Conversations, reflections and recommendations
Doris was a councilor at the same time an Akbayan leader. She had a very tight schedule… we would be in the national council meeting then later fly to Bohol and we would do this in a span of four days. What she does literally is to pass by her house, put down her bag and talk for a while to her children. She would be flying out in a few hours again but she would talk to her children first. I asked her how she balances all of her responsibilities. She answered that it was a good thing that her husband understands her life and that she really loves what she is doing. While not typical, the snapshot of a woman activist’s life above illustrates the balancing act women active in politics (in this case, within the party and as an elected government official). Another Akabyan woman leader shared that she had to give up her child-bearing years to focus on the movement, a sacrifice that not many women would do: If there was something I gave up for the movement, it was my child-bearing years. Although I don’t really regret it, a part of me thinks I made a mistake. But there is also a part of me that knows that at that time it seemed like a good decision. I really have no time to make a baby. I think I know that I cannot take care of the baby anyway. At least I know I am feminist in that sense that I asserted that I do not want to be pregnant. However I think I’ve gone too far because I am already 40. I’m also a control freak in that way because if you look at my datebook, you’d say, “Ay! You only have to implement you life.” Feminism or “feminist” has become a key word in describing the politics of the Akbayan Women’s Committee, even as some Akbayan women hesitate to use the term to describe their work or themselves. Ironically, Akbayan as a political party officially claims to be a “feminist” organization. The narrative on
the Akbayan website about their “brand” of socialist feminism bears quoting:74 Akbayan is a feminist party. It recognizes that gender inequity permeates in all structures of society. The intersection of male dominance or patriarchy with capitalism, semi-feudalism, ethnic and racial hierarchies, historically creates the complexion of women’s oppression. Thus, Akbayan works to address the unequal power relations between men and women in both the public/productive and private/ reproductive spheres of life as it works towards democratic, egalitarian and humanist socialism. Akbayan seeks to empower women and contributes to the struggle of the women’s movement in eliminating all forms of violence against women.
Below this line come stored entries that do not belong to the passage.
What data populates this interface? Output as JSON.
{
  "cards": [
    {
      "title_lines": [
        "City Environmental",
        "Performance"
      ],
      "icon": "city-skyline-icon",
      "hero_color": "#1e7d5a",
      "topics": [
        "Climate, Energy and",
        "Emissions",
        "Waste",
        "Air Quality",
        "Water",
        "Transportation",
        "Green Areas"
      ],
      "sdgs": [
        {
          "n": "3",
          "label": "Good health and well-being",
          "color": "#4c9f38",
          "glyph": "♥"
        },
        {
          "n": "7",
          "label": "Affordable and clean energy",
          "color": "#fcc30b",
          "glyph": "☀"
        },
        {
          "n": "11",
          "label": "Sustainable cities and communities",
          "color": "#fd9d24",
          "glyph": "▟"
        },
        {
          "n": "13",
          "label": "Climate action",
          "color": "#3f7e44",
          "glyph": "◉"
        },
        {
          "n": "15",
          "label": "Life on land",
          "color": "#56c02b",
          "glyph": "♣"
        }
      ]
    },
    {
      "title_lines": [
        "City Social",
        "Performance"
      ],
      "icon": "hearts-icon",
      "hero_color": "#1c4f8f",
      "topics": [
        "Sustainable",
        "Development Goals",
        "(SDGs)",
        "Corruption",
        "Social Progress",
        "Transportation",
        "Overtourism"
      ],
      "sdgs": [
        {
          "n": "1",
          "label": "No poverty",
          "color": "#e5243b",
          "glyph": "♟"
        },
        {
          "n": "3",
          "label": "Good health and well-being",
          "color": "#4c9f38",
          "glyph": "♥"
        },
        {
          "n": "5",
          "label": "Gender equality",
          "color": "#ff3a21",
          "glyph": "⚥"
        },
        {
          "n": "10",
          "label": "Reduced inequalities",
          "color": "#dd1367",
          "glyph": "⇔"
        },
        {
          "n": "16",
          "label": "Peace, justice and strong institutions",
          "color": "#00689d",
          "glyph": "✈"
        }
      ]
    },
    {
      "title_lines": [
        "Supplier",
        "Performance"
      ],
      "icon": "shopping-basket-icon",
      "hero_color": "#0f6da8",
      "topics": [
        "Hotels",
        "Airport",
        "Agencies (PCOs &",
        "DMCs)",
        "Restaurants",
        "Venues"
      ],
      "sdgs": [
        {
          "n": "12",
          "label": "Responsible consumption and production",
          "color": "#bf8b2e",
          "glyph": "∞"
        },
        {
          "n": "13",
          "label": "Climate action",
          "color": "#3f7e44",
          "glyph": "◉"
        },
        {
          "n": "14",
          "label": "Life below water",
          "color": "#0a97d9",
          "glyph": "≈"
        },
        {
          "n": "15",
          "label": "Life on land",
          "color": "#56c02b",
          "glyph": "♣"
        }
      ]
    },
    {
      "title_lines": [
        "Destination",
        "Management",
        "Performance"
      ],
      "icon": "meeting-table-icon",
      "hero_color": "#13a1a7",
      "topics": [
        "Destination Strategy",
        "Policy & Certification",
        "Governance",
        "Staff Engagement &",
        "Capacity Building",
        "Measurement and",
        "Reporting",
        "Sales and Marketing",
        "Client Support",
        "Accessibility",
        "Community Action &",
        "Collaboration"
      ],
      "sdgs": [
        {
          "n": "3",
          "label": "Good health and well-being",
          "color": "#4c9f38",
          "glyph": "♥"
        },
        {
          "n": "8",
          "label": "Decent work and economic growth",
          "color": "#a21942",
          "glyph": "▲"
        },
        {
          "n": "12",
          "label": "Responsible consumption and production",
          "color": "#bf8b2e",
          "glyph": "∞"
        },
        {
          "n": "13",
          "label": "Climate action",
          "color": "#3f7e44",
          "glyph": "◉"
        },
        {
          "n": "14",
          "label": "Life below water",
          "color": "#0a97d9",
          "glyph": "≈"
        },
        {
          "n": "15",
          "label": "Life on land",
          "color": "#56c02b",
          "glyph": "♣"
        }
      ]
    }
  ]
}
Akbayan seeks to eliminate homophobia as a patriarchal tool to keep both women and men in tight boxes of stereotypical behavior and roles. A human rights violation, homophobia manifests as any act, remark, treatment or attitude that discriminates or abuse another person on the basis of sexual orientation or gender identity.
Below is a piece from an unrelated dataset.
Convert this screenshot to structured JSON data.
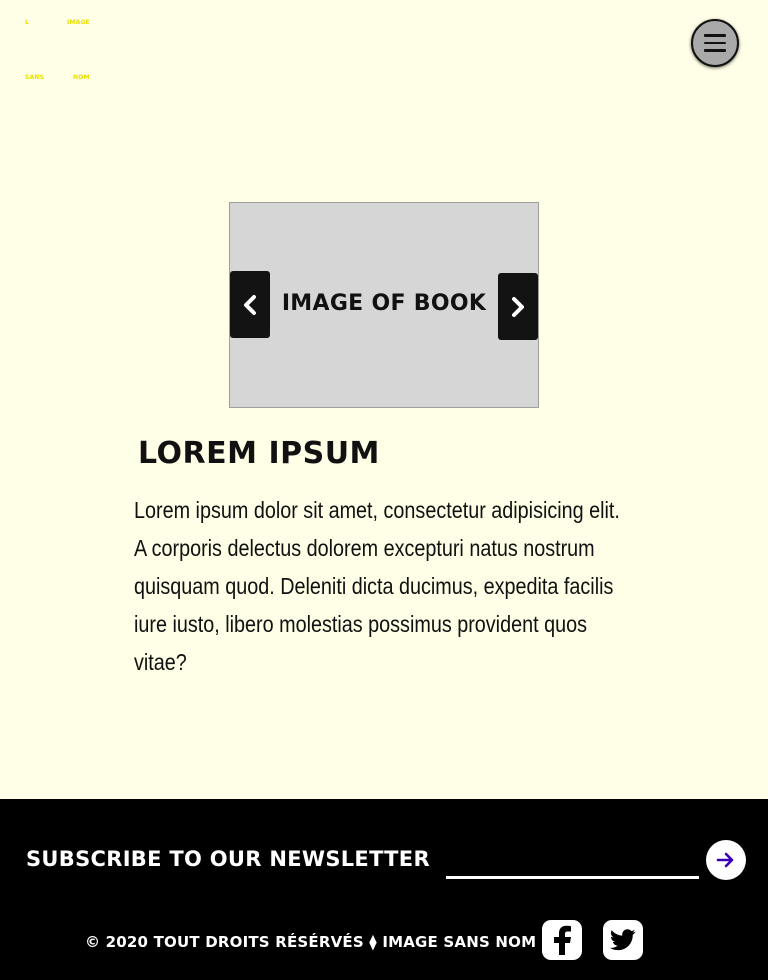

This is the “public” stance of Akbayan with regard to its advocacy on women’s human rights and gender equality. However, another story unfolds within the party. The issues raised by the Women’s Committee’s in their Open Letter to the Third Regular National Akbayan Congress,75 is particularly insightful:
74 http://akbayan.org/; accessed 07 May 2007 75 The 3rd Akbayan Congress was held on 14–15 October 2006. The Women’s Committee Open Letter was also titled, “The Akbayan Women’s (Unofficial) Report.” As footonote to the document, the Women’s Committee stated that: “Unlike other Congress documents, this document has not been developed to seek official Congress approval. We have produced other resolutions for that purpose. As mentioned earlier this paper is meant to inform the body about our reflections. We do not even claim this to e an “official” report – it is a “report” nevertheless, from us (who gathered for a Pre-Congress). Moreover, we do not claim to represent the views of all Akbayan women.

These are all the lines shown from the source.